Глотнув из бутылки, Питер покачал головой.
— О чем задумался, милый?
Он насупился.
— О шахматах.
— Ах! Не может быть.
— Хочешь — верь, хочешь — нет.
— Поделись же сокровенным.
— Жизнь во многом схожа с шахматами, — изрек Питер.
— В самом деле? — Кэти засмеялась. — А я как-то не замечала.
Питер не поддался на провокацию.
— Суть сходства — в свободе выбора. Предпринимая какой-либо шаг на жизненном пути или делая очередной ход в шахматной партии, человек делает выбор, который приведет к тому или иному продолжению. Это точка ветвления. А сделаешь этот шаг или ход — и оказываешься перед новой развилкой. И только значительно позже видишь, что выбранный вариант совсем не так хорош, как казалось. Иногда и вовсе проигрышный, но выясняется это только под конец.

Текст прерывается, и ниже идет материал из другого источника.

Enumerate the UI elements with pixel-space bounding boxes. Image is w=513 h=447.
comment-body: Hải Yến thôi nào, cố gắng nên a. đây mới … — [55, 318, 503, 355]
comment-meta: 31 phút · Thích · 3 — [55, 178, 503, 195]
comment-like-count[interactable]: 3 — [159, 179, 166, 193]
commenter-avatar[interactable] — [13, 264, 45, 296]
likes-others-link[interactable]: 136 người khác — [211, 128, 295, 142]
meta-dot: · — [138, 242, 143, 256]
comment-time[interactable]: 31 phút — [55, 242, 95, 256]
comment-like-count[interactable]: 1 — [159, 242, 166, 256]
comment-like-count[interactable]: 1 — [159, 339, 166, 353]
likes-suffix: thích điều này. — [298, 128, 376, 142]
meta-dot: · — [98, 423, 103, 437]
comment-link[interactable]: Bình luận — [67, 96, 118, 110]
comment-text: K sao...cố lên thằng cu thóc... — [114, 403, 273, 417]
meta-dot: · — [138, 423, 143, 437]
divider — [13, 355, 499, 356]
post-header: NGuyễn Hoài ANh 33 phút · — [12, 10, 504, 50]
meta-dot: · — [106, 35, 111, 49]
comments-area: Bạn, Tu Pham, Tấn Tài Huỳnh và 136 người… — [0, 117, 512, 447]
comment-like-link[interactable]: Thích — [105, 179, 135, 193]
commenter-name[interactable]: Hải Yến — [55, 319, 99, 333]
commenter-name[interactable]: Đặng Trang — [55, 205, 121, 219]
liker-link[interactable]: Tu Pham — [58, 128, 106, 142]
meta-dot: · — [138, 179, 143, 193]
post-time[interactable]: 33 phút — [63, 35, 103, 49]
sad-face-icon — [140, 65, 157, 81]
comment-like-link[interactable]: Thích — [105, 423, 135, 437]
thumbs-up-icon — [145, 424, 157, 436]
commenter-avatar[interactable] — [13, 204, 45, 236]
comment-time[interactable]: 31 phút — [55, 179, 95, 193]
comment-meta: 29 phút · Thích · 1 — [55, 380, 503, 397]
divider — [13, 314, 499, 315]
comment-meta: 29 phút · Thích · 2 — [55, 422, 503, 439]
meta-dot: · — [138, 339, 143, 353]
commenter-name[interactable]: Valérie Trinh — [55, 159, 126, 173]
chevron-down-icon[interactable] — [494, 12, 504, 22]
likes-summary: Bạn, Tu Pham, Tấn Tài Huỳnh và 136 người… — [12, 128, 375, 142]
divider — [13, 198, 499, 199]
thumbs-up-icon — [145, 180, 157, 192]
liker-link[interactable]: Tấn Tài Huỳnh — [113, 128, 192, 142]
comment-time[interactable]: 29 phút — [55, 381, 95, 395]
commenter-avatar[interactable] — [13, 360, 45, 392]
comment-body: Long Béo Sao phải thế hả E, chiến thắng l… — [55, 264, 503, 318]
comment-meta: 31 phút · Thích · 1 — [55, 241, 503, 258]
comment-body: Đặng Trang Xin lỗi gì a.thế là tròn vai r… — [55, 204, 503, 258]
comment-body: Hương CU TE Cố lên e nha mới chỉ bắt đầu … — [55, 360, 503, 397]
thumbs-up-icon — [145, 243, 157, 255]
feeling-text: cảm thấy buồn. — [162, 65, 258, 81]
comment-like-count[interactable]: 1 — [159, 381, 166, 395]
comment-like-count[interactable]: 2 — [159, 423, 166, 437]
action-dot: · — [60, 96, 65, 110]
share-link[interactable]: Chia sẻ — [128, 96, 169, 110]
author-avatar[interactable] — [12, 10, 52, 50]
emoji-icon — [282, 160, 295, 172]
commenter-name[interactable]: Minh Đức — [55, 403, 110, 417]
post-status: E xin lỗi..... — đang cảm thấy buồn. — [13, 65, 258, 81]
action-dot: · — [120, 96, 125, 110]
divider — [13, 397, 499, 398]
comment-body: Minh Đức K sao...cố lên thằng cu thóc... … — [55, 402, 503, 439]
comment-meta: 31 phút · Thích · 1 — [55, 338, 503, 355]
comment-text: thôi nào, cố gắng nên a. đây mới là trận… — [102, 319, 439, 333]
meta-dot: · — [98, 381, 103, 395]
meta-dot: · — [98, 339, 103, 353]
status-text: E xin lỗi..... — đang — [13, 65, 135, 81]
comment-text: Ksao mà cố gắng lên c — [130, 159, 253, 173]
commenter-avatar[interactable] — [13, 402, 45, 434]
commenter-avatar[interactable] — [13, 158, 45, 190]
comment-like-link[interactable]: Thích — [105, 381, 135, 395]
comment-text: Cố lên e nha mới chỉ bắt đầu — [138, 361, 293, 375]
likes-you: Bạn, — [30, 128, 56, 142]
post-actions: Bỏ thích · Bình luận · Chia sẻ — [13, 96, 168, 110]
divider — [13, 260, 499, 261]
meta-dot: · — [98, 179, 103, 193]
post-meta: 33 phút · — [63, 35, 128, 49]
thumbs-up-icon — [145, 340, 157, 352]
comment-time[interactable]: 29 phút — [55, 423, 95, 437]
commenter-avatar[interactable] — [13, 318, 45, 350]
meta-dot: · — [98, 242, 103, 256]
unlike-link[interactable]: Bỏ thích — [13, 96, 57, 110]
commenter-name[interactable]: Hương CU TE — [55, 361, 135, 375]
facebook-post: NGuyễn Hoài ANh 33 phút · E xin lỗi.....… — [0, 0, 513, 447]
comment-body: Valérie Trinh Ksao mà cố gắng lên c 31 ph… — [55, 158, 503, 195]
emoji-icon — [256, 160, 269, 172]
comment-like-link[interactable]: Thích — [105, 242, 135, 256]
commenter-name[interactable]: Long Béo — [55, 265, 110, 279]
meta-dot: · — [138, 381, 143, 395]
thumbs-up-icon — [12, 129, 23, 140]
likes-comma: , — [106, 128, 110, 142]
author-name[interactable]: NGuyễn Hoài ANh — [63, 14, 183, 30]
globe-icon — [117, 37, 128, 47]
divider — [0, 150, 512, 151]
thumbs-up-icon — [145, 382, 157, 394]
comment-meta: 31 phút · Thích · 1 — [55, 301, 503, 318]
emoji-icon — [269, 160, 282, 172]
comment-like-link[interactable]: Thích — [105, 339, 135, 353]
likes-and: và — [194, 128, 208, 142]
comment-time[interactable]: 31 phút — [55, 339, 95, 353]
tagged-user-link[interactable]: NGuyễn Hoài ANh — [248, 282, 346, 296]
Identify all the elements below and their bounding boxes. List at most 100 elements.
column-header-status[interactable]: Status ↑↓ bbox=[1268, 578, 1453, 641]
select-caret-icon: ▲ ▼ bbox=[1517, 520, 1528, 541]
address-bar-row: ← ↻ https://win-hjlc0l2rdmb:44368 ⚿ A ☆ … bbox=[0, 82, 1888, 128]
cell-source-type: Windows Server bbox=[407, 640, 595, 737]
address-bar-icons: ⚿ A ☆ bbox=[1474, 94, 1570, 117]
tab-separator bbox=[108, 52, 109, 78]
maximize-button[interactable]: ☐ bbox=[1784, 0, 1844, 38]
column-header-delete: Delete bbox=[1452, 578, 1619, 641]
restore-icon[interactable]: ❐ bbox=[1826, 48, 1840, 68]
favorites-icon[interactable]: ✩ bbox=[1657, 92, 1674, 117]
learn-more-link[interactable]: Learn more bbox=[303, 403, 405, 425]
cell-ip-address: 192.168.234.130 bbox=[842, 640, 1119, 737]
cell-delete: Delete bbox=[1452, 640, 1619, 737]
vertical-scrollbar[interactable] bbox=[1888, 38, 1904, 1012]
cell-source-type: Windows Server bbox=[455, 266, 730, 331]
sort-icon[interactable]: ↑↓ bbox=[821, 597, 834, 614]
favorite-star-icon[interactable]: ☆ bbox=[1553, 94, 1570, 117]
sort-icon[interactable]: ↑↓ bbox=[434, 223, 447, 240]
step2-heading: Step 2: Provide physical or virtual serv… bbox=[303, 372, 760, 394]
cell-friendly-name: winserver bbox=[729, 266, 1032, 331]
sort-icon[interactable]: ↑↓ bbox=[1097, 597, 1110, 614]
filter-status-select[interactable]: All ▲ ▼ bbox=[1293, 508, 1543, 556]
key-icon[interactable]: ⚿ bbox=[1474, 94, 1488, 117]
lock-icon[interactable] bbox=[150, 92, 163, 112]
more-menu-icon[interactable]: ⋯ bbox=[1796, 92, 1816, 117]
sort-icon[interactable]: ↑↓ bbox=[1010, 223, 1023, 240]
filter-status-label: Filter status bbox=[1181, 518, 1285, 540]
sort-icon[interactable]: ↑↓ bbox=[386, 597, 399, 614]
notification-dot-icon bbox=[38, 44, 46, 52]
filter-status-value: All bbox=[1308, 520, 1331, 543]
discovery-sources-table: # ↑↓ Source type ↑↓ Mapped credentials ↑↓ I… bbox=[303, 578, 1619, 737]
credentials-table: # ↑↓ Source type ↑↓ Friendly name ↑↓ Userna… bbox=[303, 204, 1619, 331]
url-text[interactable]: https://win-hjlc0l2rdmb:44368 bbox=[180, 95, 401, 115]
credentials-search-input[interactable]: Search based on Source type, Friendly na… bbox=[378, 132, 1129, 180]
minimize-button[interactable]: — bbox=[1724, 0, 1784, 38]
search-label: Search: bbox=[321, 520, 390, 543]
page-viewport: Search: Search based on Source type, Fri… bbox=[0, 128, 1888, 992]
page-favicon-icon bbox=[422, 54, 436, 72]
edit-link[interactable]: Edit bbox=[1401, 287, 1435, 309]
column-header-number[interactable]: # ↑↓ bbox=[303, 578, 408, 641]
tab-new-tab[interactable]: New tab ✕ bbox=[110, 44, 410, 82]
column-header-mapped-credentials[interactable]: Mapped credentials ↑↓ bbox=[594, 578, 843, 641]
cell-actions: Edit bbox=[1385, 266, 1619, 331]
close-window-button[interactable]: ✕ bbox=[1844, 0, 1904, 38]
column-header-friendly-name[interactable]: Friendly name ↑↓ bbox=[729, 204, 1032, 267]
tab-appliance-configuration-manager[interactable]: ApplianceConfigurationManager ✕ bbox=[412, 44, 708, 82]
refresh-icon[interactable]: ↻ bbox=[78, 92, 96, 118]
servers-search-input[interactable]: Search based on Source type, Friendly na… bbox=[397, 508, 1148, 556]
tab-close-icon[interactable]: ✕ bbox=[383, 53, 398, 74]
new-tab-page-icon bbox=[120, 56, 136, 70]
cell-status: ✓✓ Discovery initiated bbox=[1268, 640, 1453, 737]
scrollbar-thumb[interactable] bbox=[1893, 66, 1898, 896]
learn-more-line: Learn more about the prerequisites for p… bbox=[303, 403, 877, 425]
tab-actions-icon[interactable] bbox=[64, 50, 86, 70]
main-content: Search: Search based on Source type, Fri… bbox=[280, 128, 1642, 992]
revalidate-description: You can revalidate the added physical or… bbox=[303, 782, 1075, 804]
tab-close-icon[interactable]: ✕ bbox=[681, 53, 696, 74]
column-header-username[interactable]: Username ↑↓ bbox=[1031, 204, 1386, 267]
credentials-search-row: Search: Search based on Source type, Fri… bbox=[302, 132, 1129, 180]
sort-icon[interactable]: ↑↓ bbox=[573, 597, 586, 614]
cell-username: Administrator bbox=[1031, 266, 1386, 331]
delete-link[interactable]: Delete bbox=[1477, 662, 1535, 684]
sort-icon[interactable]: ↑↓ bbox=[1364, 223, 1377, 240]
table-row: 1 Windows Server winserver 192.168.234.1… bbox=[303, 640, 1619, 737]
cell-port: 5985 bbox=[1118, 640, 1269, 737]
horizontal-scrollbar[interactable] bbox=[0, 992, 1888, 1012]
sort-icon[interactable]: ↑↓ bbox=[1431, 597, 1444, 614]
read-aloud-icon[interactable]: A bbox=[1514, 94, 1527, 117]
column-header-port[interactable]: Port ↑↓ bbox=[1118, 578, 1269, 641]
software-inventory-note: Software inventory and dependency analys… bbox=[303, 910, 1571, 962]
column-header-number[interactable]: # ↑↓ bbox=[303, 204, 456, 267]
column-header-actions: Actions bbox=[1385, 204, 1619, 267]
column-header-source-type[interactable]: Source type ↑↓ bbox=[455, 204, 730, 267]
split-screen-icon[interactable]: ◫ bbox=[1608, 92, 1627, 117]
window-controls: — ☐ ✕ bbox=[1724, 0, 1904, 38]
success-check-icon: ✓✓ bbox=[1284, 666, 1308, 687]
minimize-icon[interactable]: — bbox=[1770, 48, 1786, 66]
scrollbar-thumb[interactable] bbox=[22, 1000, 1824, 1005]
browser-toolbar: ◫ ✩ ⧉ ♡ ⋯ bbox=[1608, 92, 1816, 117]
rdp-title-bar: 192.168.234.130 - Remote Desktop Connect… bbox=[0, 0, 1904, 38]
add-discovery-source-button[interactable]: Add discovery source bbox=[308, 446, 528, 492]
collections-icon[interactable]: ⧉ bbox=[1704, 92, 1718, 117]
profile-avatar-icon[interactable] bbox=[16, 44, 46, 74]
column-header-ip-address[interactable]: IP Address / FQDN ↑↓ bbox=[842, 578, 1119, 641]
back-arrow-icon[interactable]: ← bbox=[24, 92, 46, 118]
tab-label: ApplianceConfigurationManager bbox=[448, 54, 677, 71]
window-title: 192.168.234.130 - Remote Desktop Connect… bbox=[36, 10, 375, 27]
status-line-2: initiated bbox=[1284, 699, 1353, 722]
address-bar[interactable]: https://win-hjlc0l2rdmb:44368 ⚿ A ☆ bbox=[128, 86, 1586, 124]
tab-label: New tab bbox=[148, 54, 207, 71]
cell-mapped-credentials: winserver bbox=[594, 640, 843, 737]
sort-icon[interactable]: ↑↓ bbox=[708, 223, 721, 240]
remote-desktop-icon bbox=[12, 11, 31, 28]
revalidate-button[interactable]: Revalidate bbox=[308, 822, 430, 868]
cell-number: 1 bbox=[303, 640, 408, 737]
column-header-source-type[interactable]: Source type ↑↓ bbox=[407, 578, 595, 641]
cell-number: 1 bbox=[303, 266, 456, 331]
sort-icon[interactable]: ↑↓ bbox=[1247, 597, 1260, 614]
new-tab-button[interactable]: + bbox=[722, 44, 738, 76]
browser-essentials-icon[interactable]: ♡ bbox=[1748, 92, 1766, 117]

— Надеюсь, ты повторишь свою речь, когда я вылезу, — проворковала Кэти. — Необходимо записать ее для потомства.
— В универе казалось, что впереди столько дорог, столько, как сказал бы Стив, вариаций функционала под названием «жизнь»… Я, конечно, понимал, что каждому дано прожить лишь одну из всех воображаемых линий, но в те годы любой путь, любое продолжение этой «партии» представлялось теоретически возможным. То я мечтал стать романистом, то знаменитым вашингтонским журналистом, потом уж не знаю — политиком, профессором, да мало ли кем. Мои мечты жили во мне, а я в них. Воображал, как добьюсь богатства, встречусь с невероятными красавицами, займусь массой интересных вещей и буду жить во множестве райских уголков… Разумеется, большинство моих грез в действительности исключали друг друга, но, пока ни одна из них не реализовалась, я в каком-то смысле обладал всем миром. В точности как за доской перед началом партии: вот они перед тобой — сицилианская защита, французская или, скажем, защита Лопеса — все мыслимое разнообразие вариантов, сосуществующих в мозгу, пока не сделаны первые ходы. Конечная цель — всегда победа, независимо от выбранного дебюта, но путь к ней не единственный… — Он отхлебнул еще. — Но вот часы пущены, число вариантов сокращается с каждым ходом, простора для воображения все меньше, и наконец остается то, что есть — позиция, созданная наполовину тобой, наполовину противником. А противник этот — судьба. Хорошо ли ты сыграл или проглядел свой шанс и угодил в ловушку — расстановку фигур уже не изменить. Ходы не возвращаются.